[HN Gopher] SeleniumBase: Python APIs for web automation and byp...
___________________________________________________________________
SeleniumBase: Python APIs for web automation and bypassing bot-
detection
Author : seleniumbase
Score : 45 points
Date : 2024-12-16 17:34 UTC (1 days ago)
(HTM) web link (github.com)
(TXT) w3m dump (github.com)
| michael_j_x wrote:
| I've been working with scrapers quite a lot. I started with
| python requests, then to scrapy, then selenium, then selenium via
| undetected_chromedriver, and once that started being detected
| during a chrome update about a year ago, I've switched over to
| seleniumbase. It got by undetected, but to get it working with
| pre-downloaded drivers, I had to look into the code. I have
| never, and I mean never, in all my python years, seen such a
| horrible mess of code. We are talking 1000lines long methods,
| with 20-30 different flags and branches Just horrible. I have
| since switched to Playwright, which seems to be also undetected,
| and offers a much saner interface.
| seleniumbase wrote:
| SeleniumBase modifies the webdriver so that it doesn't get
| detected when used alongside the CDP stealth mode and methods.
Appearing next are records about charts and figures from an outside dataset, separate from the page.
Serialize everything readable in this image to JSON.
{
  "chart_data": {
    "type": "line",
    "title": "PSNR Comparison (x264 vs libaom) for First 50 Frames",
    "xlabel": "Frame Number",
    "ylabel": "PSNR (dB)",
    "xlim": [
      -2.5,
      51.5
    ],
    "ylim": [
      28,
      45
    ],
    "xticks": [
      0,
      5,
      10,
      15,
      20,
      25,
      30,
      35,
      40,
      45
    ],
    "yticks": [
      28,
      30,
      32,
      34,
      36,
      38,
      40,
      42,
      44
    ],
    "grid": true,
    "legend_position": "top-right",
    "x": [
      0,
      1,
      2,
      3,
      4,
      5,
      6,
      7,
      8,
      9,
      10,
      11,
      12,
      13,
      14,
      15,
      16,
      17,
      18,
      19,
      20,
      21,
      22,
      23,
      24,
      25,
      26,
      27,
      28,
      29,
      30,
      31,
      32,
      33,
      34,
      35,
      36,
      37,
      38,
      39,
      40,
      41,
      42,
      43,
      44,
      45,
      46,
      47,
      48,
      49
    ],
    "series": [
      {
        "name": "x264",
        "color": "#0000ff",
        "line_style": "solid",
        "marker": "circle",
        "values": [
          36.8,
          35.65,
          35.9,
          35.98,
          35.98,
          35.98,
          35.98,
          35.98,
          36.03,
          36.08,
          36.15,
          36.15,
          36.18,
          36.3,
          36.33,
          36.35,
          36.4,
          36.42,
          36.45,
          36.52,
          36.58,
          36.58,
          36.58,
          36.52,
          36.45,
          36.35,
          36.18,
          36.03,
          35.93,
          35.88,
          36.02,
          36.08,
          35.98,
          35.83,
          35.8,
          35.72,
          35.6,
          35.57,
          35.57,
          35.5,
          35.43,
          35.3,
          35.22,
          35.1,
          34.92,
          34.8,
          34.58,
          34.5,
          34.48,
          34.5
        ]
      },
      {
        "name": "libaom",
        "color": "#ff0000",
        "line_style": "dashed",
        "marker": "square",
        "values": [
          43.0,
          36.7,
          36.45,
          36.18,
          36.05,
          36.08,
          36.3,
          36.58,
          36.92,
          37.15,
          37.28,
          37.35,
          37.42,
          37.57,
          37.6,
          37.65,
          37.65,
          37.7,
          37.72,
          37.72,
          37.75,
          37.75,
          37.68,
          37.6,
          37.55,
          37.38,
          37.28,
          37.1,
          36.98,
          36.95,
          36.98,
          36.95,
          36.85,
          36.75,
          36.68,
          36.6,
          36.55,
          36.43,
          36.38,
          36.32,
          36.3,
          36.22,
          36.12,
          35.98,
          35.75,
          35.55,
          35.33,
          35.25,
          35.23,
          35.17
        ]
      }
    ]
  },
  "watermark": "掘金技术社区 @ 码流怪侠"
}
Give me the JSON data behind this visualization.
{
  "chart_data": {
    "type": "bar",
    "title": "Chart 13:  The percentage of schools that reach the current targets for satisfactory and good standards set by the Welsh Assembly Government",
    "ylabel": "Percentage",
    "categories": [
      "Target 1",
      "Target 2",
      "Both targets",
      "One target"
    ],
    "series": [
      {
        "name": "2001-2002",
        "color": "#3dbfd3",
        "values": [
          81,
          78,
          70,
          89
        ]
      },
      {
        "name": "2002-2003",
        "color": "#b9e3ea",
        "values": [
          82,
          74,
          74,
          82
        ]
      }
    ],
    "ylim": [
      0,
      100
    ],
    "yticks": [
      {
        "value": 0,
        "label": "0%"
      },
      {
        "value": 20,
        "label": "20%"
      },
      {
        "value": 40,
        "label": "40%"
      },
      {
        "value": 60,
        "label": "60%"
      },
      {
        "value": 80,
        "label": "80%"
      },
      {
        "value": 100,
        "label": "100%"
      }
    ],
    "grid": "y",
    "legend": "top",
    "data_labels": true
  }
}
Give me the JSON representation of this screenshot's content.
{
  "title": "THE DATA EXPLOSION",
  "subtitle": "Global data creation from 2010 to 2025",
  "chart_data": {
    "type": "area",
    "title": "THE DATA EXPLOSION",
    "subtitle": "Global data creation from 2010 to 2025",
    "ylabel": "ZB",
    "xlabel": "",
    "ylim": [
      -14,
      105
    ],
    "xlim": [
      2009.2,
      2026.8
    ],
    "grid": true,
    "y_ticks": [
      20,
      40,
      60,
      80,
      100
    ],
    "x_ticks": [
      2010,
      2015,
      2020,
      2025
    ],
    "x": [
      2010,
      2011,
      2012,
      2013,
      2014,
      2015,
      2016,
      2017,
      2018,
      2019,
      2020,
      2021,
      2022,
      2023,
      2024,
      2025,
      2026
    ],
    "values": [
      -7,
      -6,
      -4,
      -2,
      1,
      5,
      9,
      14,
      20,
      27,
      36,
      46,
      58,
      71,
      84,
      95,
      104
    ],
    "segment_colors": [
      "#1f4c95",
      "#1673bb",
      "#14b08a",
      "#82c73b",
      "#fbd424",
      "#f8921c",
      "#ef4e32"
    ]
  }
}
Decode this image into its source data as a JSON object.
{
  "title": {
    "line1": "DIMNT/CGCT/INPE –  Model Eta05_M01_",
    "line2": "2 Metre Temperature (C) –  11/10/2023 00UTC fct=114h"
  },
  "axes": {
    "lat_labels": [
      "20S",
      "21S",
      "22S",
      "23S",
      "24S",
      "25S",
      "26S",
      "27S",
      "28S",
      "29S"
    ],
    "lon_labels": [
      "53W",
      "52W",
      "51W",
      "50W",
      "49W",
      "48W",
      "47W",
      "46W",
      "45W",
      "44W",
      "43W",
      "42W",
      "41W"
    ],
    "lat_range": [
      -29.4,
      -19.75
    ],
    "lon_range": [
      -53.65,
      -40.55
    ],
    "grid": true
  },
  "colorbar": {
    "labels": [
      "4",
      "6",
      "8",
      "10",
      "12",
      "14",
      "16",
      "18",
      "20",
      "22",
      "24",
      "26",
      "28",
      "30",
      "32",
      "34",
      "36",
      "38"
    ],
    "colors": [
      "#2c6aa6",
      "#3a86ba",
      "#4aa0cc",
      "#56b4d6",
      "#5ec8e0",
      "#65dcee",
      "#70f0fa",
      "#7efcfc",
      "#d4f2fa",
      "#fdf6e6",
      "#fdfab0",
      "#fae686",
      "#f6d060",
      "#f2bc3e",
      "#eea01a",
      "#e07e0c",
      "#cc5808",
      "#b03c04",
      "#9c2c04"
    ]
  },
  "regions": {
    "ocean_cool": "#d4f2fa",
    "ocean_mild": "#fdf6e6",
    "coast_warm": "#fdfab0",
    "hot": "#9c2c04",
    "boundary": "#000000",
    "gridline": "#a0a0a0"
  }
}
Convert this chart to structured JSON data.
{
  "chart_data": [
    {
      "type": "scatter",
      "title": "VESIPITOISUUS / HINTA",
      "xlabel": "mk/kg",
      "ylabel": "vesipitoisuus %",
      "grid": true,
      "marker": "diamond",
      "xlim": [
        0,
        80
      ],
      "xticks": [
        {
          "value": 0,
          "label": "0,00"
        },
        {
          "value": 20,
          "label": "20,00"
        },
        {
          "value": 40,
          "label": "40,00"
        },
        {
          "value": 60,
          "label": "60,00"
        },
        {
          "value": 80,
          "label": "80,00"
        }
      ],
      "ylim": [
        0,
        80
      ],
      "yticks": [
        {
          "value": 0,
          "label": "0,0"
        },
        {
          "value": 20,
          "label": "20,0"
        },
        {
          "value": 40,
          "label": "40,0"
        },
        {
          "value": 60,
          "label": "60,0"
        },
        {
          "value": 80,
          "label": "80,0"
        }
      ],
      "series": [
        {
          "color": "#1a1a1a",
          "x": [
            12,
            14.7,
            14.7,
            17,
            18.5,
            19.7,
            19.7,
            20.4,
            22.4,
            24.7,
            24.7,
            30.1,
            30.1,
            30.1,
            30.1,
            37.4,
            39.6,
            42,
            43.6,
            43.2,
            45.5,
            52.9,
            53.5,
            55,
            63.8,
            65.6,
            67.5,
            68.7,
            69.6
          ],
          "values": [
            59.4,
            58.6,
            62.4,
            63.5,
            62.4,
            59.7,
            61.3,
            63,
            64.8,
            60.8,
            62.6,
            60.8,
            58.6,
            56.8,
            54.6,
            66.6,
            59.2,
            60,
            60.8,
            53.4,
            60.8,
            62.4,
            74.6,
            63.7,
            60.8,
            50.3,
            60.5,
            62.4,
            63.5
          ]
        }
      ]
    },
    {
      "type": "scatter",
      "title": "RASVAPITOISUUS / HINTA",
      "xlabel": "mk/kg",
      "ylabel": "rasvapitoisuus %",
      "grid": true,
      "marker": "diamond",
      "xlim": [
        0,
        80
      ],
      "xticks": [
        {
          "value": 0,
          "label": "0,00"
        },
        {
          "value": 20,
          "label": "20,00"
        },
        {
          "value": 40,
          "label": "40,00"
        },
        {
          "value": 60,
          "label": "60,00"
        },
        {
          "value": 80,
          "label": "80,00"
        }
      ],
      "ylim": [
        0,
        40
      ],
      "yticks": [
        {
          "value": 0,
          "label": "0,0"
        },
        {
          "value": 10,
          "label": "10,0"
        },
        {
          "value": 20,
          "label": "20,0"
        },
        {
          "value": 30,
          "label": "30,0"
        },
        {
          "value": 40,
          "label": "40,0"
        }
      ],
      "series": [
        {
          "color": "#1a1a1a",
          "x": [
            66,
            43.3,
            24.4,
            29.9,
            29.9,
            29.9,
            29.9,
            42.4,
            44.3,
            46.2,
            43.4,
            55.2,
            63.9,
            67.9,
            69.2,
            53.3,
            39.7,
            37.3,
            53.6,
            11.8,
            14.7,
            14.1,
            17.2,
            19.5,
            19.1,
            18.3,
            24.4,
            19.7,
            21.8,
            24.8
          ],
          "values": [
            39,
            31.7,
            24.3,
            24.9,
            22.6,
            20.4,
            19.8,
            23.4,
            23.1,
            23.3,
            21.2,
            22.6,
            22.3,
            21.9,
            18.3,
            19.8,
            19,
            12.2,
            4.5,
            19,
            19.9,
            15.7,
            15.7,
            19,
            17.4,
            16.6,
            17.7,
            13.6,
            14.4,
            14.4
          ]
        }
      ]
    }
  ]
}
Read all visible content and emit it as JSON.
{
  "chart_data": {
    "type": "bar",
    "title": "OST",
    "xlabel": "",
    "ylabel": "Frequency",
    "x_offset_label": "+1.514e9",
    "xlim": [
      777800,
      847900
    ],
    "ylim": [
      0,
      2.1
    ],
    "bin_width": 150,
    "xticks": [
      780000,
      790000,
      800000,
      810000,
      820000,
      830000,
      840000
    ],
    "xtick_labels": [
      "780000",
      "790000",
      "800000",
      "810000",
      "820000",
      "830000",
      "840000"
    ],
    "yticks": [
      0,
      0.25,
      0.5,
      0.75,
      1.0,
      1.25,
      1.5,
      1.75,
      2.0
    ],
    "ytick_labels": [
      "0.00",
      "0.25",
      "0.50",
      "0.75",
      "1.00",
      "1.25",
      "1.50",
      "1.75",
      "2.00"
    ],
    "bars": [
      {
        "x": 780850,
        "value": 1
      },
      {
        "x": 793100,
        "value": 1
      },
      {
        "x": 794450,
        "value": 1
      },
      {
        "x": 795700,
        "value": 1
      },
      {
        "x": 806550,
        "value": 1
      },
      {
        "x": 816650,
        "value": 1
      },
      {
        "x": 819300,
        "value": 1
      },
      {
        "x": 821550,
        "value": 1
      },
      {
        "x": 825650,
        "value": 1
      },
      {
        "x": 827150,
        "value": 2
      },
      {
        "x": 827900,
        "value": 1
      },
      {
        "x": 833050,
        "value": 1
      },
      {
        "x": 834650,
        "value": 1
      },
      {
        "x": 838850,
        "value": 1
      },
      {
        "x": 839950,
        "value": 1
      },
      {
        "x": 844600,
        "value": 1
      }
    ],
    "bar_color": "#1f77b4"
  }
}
| It'll download chromedriver for you. Not sure what you mean by
| the multiple branches, as there's just the primary one. What
| 1000-line methods are you referring to? By "flags", do you mean
| the different command-line options available? As for
| Playwright, they aren't undetected: See
| https://github.com/microsoft/playwright/issues/23884#issueco...
| - "Playwright is an end-to-end testing framework, where we
| expect you test on your own environments. Bypassing any form of
| bot protection is not something we can act on. Thanks for your
| understanding." On the contrary, SeleniumBase is OK with
| bypassing bot detection:
| https://github.com/seleniumbase/SeleniumBase/blob/master/exa...
| mdaniel wrote:
| rather than point-by-point rebuttal as the sibling requests, I
| think this sums up the coding style pretty well:
| https://github.com/seleniumbase/SeleniumBase/blob/v4.33.11/s...
| seleniumbase wrote:
| That method came from code that I accepted in a PR from
| December 31, 2019:
| https://github.com/seleniumbase/SeleniumBase/pull/459 Not a
| true representation of most of the code today.
| edm0nd wrote:
| Not sure if you have explored rolling captcha solving services
| into your code. Its easy as fuck and you can do it in a few
| lines of code. Check out DeathByCaptcha or AntiCaptcha. It's
| like $2.99 per 1,000 successfully solved captchas.
|
| I guess my point is, you dont have to be undetected nor write
| 1000 lines of code to scrape or do whatever you are needing to
| do always. Saved me a ton of headaches and time when captchas
| are involved.
| mintzworld wrote:
| SeleniumBase is free, open-source, can bypass CAPTCHAs with a
| few lines of code, and it works from the free tier of GitHub
| Actions.
___________________________________________________________________
(page generated 2024-12-17 23:00 UTC)